Today any private debt manager underplaying the importance of environmental, social and governance issues might expect short shrift from investors they approach for capital. However, it wasn’t necessarily always that way. Travel back in time five or 10 years and you might have found a receptive audience for the argument that debt providers could reasonably expect to sit passively in the back seat, allowing the likes of company management teams and private equity firms to deal with tricky issues like ESG from their position in the operational front seat.

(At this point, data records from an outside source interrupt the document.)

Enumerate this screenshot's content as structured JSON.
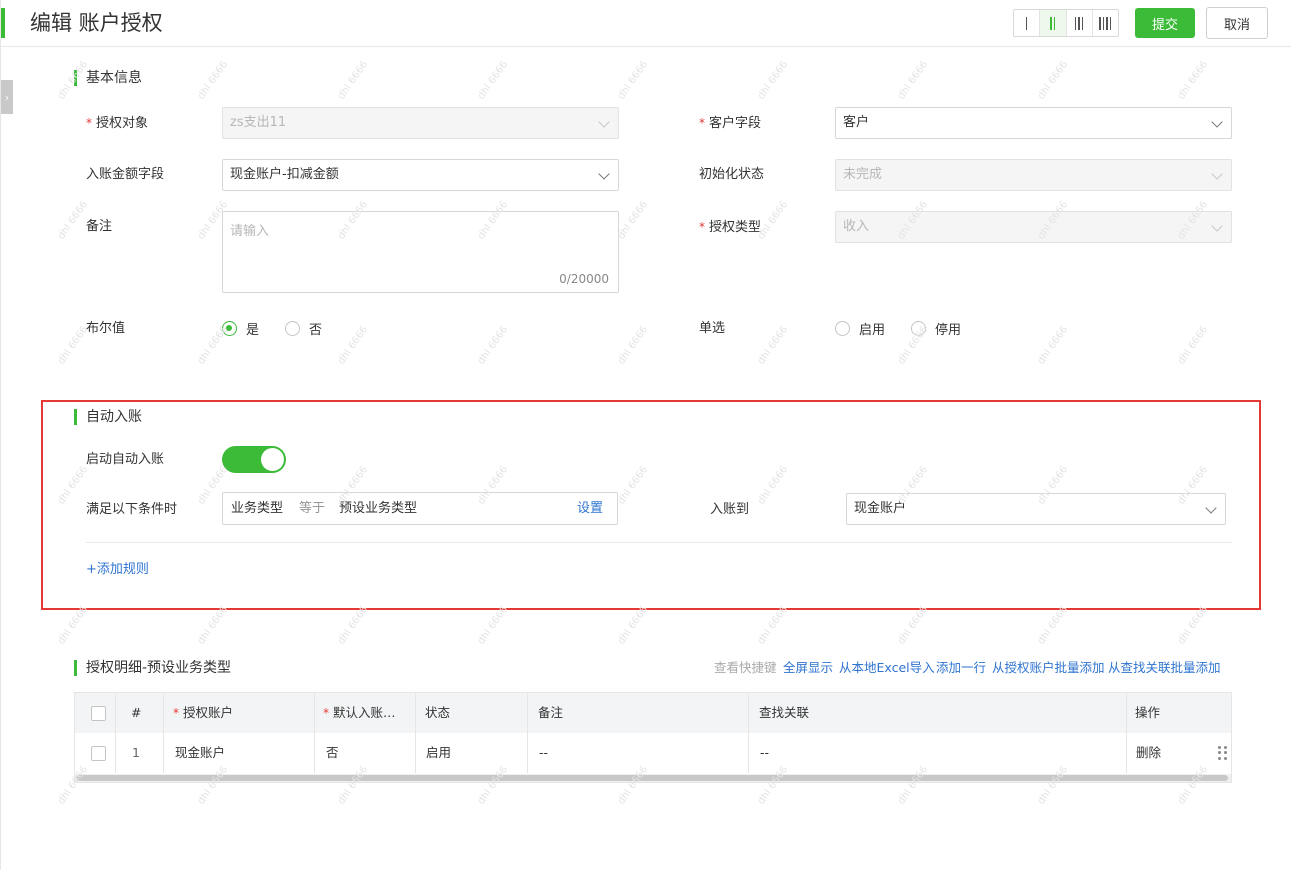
{
  "header": {
    "title": "编辑 账户授权",
    "submit_label": "提交",
    "cancel_label": "取消",
    "column_layout_active": 2
  },
  "basic": {
    "section_title": "基本信息",
    "auth_object_label": "授权对象",
    "auth_object_value": "zs支出11",
    "customer_field_label": "客户字段",
    "customer_field_value": "客户",
    "amount_field_label": "入账金额字段",
    "amount_field_value": "现金账户-扣减金额",
    "init_status_label": "初始化状态",
    "init_status_value": "未完成",
    "remark_label": "备注",
    "remark_placeholder": "请输入",
    "remark_count": "0/20000",
    "auth_type_label": "授权类型",
    "auth_type_value": "收入",
    "bool_label": "布尔值",
    "bool_options": [
      "是",
      "否"
    ],
    "single_label": "单选",
    "single_options": [
      "启用",
      "停用"
    ]
  },
  "auto": {
    "section_title": "自动入账",
    "enable_label": "启动自动入账",
    "enabled": true,
    "condition_label": "满足以下条件时",
    "cond_field": "业务类型",
    "cond_op": "等于",
    "cond_value": "预设业务类型",
    "cond_set_link": "设置",
    "target_label": "入账到",
    "target_value": "现金账户",
    "add_rule_link": "+添加规则"
  },
  "detail": {
    "section_title": "授权明细-预设业务类型",
    "actions": [
      "查看快捷键",
      "全屏显示",
      "从本地Excel导入",
      "添加一行",
      "从授权账户批量添加",
      "从查找关联批量添加"
    ],
    "columns": [
      "#",
      "授权账户",
      "默认入账…",
      "状态",
      "备注",
      "查找关联",
      "操作"
    ],
    "rows": [
      {
        "index": "1",
        "account": "现金账户",
        "default": "否",
        "status": "启用",
        "remark": "--",
        "lookup": "--",
        "action": "删除"
      }
    ]
  },
  "watermark_text": "dhl 6666",
  "colors": {
    "brand": "#3bbb38",
    "link": "#2f74d0",
    "required": "#e53935",
    "highlight_border": "#e53935"
  }
}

That view seems old fashioned now, and many would say, rightly so. Plenty of private debt firms have made ESG central both to their own operations and to the loans that they provide for investee companies. Linking margins to the achievement of ESG-related targets is now reasonably commonplace. A recent survey from PineBridge Investments found that 94 percent of private market managers – including, but not limited to, those with private debt funds – boasted what was described as an “established ESG approach”, up from 78 percent last year.

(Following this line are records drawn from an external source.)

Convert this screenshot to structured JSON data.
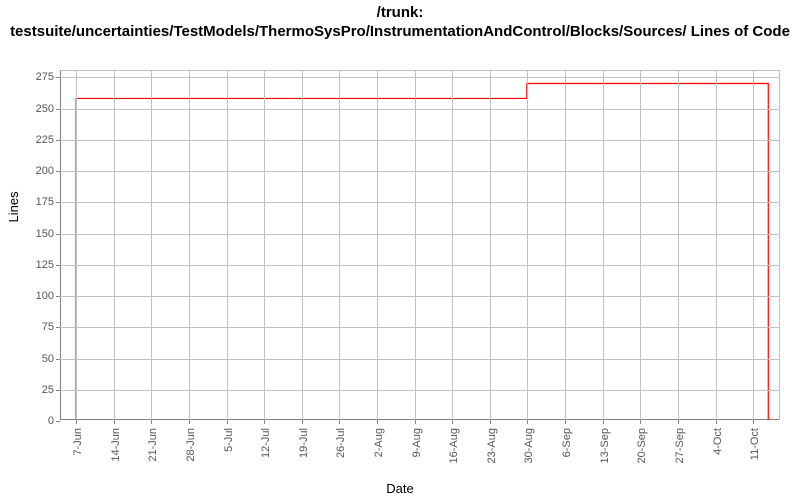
{
  "chart_data": {
    "type": "line",
    "title": "/trunk:\ntestsuite/uncertainties/TestModels/ThermoSysPro/InstrumentationAndControl/Blocks/Sources/ Lines of Code",
    "xlabel": "Date",
    "ylabel": "Lines",
    "ylim": [
      0,
      280
    ],
    "yticks": [
      0,
      25,
      50,
      75,
      100,
      125,
      150,
      175,
      200,
      225,
      250,
      275
    ],
    "xticks": [
      "7-Jun",
      "14-Jun",
      "21-Jun",
      "28-Jun",
      "5-Jul",
      "12-Jul",
      "19-Jul",
      "26-Jul",
      "2-Aug",
      "9-Aug",
      "16-Aug",
      "23-Aug",
      "30-Aug",
      "6-Sep",
      "13-Sep",
      "20-Sep",
      "27-Sep",
      "4-Oct",
      "11-Oct"
    ],
    "x_numeric_days": [
      0,
      7,
      14,
      21,
      28,
      35,
      42,
      49,
      56,
      63,
      70,
      77,
      84,
      91,
      98,
      105,
      112,
      119,
      126
    ],
    "x_range_days": [
      -3,
      131
    ],
    "line_color": "#ff0000",
    "series": [
      {
        "name": "Lines of Code",
        "points": [
          {
            "date": "7-Jun",
            "day": 0,
            "value": 0
          },
          {
            "date": "7-Jun",
            "day": 0,
            "value": 258
          },
          {
            "date": "30-Aug",
            "day": 84,
            "value": 258
          },
          {
            "date": "30-Aug",
            "day": 84,
            "value": 270
          },
          {
            "date": "14-Oct",
            "day": 129,
            "value": 270
          },
          {
            "date": "14-Oct",
            "day": 129,
            "value": 0
          }
        ]
      }
    ]
  }
}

However, the survey also revealed there is plenty of room for improvement. While nearly half (49 percent) had signed up to the UN Principles for Responsible Investment – arguably the most obvious first step for those keen to prove ESG credentials – 35 percent said they had not yet committed to any specific standards. Reasons why they had not done so included a lack of internal resources to track any policies committed to, and not enough clarity on the processes and requirements involved.
The survey contained a clear wake-up call for North America-based managers, finding that only 39 percent of managers based in the region had committed to “some international standards that promote responsible investment practices” versus 78 percent in Europe and 63 percent in Asia. An LP source recently expressed the opinion to Private Debt Investor that European investors – especially those based in the Nordic markets – may increasingly withhold capital from North American funds for failing to measure up when it comes to ESG. The survey appears to provide added weight to the claim that these funds are falling short. It does not seem inconceivable that they may be hit in the pocket as a result.